At-Risk

Resources for parents of at-risk and troubled teens.

Friday

15

April 2011

Support for Massachusetts Single Parents

by At-Risk.org Staff

Raising kids is much more difficult for single parents then for one who have support of other parent. Being single makes their task twice as hard, at least. Still, with a hard work and love for their children, they manage to bring up their kids just as well as other parents. However, single parents also need twice as much support so they could be equally successful.

There is lot of help, fortunately, for every single parent who is will to ask for it. Numerous support groups from Massachusetts can be very useful, where other parents led by professionals can be of great use. Single parents should stick together in order to help each other and for many other reasons. Who can understand a single parent better that the other one?

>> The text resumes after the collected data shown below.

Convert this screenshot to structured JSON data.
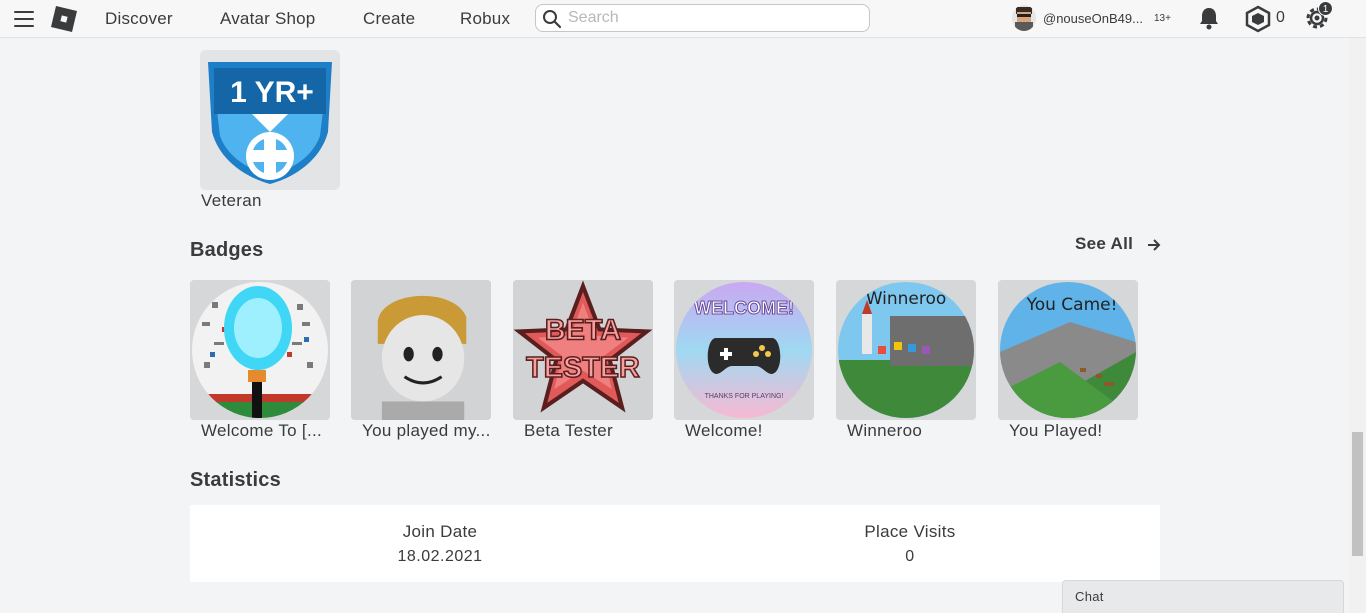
{
  "nav": {
    "links": [
      "Discover",
      "Avatar Shop",
      "Create",
      "Robux"
    ],
    "search_placeholder": "Search",
    "username": "@nouseOnB49...",
    "age_badge": "13+",
    "robux_count": "0",
    "settings_notification": "1"
  },
  "veteran": {
    "badge_text": "1 YR+",
    "label": "Veteran"
  },
  "badges": {
    "title": "Badges",
    "see_all": "See All",
    "items": [
      {
        "name": "Welcome To [..."
      },
      {
        "name": "You played my..."
      },
      {
        "name": "Beta Tester",
        "thumb_text_1": "BETA",
        "thumb_text_2": "TESTER"
      },
      {
        "name": "Welcome!",
        "thumb_text": "WELCOME!",
        "thumb_subtext": "THANKS FOR PLAYING!"
      },
      {
        "name": "Winneroo",
        "thumb_text": "Winneroo"
      },
      {
        "name": "You Played!",
        "thumb_text": "You Came!"
      }
    ]
  },
  "statistics": {
    "title": "Statistics",
    "join_date_label": "Join Date",
    "join_date_value": "18.02.2021",
    "place_visits_label": "Place Visits",
    "place_visits_value": "0"
  },
  "chat": {
    "label": "Chat"
  },
  "colors": {
    "background": "#f2f4f5",
    "text": "#393b3d",
    "veteran_blue": "#1d7fc8"
  }
}
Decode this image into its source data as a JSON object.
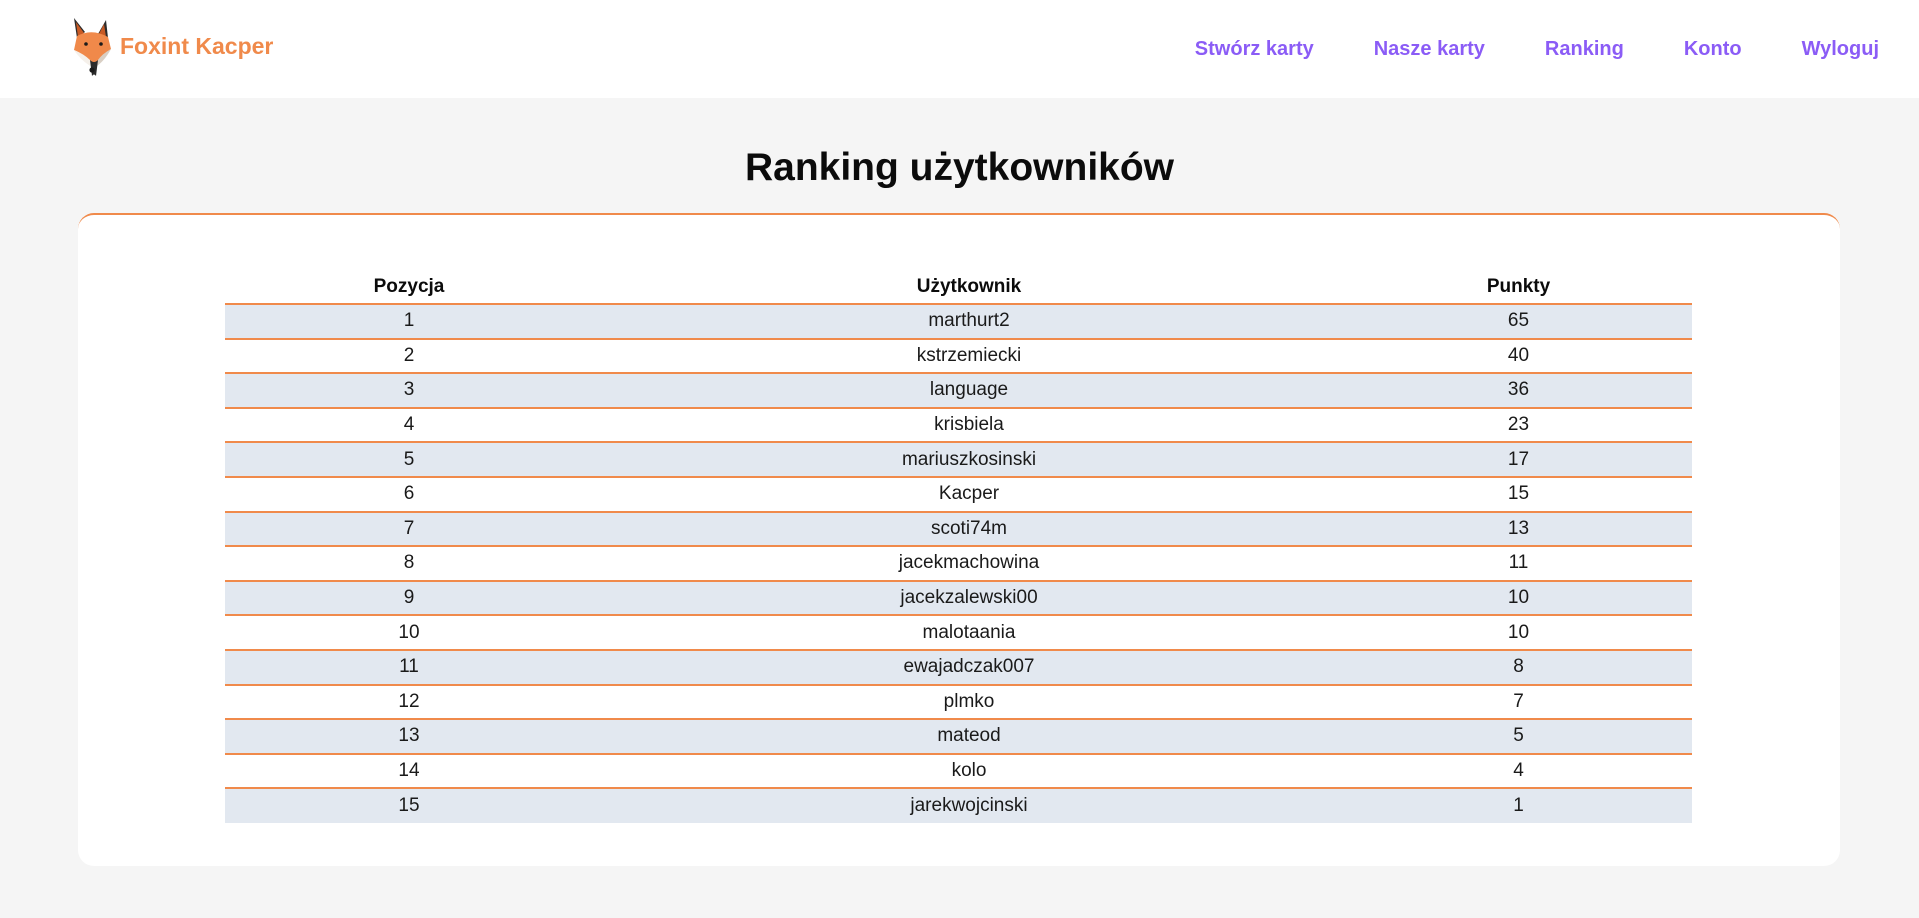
{
  "brand": {
    "name": "Foxint Kacper",
    "logo_icon": "fox-head-icon",
    "color": "#f08a4b"
  },
  "nav": {
    "links": [
      {
        "label": "Stwórz karty"
      },
      {
        "label": "Nasze karty"
      },
      {
        "label": "Ranking"
      },
      {
        "label": "Konto"
      },
      {
        "label": "Wyloguj"
      }
    ],
    "color": "#8b5cf6"
  },
  "main": {
    "title": "Ranking użytkowników",
    "table": {
      "headers": [
        "Pozycja",
        "Użytkownik",
        "Punkty"
      ],
      "rows": [
        [
          "1",
          "marthurt2",
          "65"
        ],
        [
          "2",
          "kstrzemiecki",
          "40"
        ],
        [
          "3",
          "language",
          "36"
        ],
        [
          "4",
          "krisbiela",
          "23"
        ],
        [
          "5",
          "mariuszkosinski",
          "17"
        ],
        [
          "6",
          "Kacper",
          "15"
        ],
        [
          "7",
          "scoti74m",
          "13"
        ],
        [
          "8",
          "jacekmachowina",
          "11"
        ],
        [
          "9",
          "jacekzalewski00",
          "10"
        ],
        [
          "10",
          "malotaania",
          "10"
        ],
        [
          "11",
          "ewajadczak007",
          "8"
        ],
        [
          "12",
          "plmko",
          "7"
        ],
        [
          "13",
          "mateod",
          "5"
        ],
        [
          "14",
          "kolo",
          "4"
        ],
        [
          "15",
          "jarekwojcinski",
          "1"
        ]
      ]
    },
    "accent_color": "#f08a4b",
    "stripe_color": "#e2e8f0"
  }
}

There are also a financial assistance and government grants and programs available to single parents. None of them should hesitate to use them, as they are there in order to preserve healthy families and help children’s needs. Some single parents restrain from asking for help as they see it as the sign of weakness and admitting defeat. This view on a problem is wrong, as they refuse to see that they have a starting disadvantage.

Even if you don’t need a financial help, other support is certainly welcome. There is a lot of stress in parenting, even if you are not a single parent or you have many other family members to count on. When a child enters a teen age, stress and pressure will grow even bigger. With your job and your own personal needs, you won’t be able to pay much needed attention to your kid as other parents can.

Resourses for single parents like books can teach you how to deal with stress and release it as much possible as you can. Discovering what causes most stress in your demanding duty of being a parent, can help you on focusing on aspect and lessening stress. When you release stress, you can better devote yourself to parenting and teaching your child, which will prevent problems in a future.

Don’t be afraid to ask your child to help, in household activities for example. This will be good for you and your child, too, give you time to spend together and leave you some time to yourself. Your child will teach responsibilities and will appreciate the hard situation you are in to. Still, remember that your child is still just a child and don’t take too much of his or her spear time.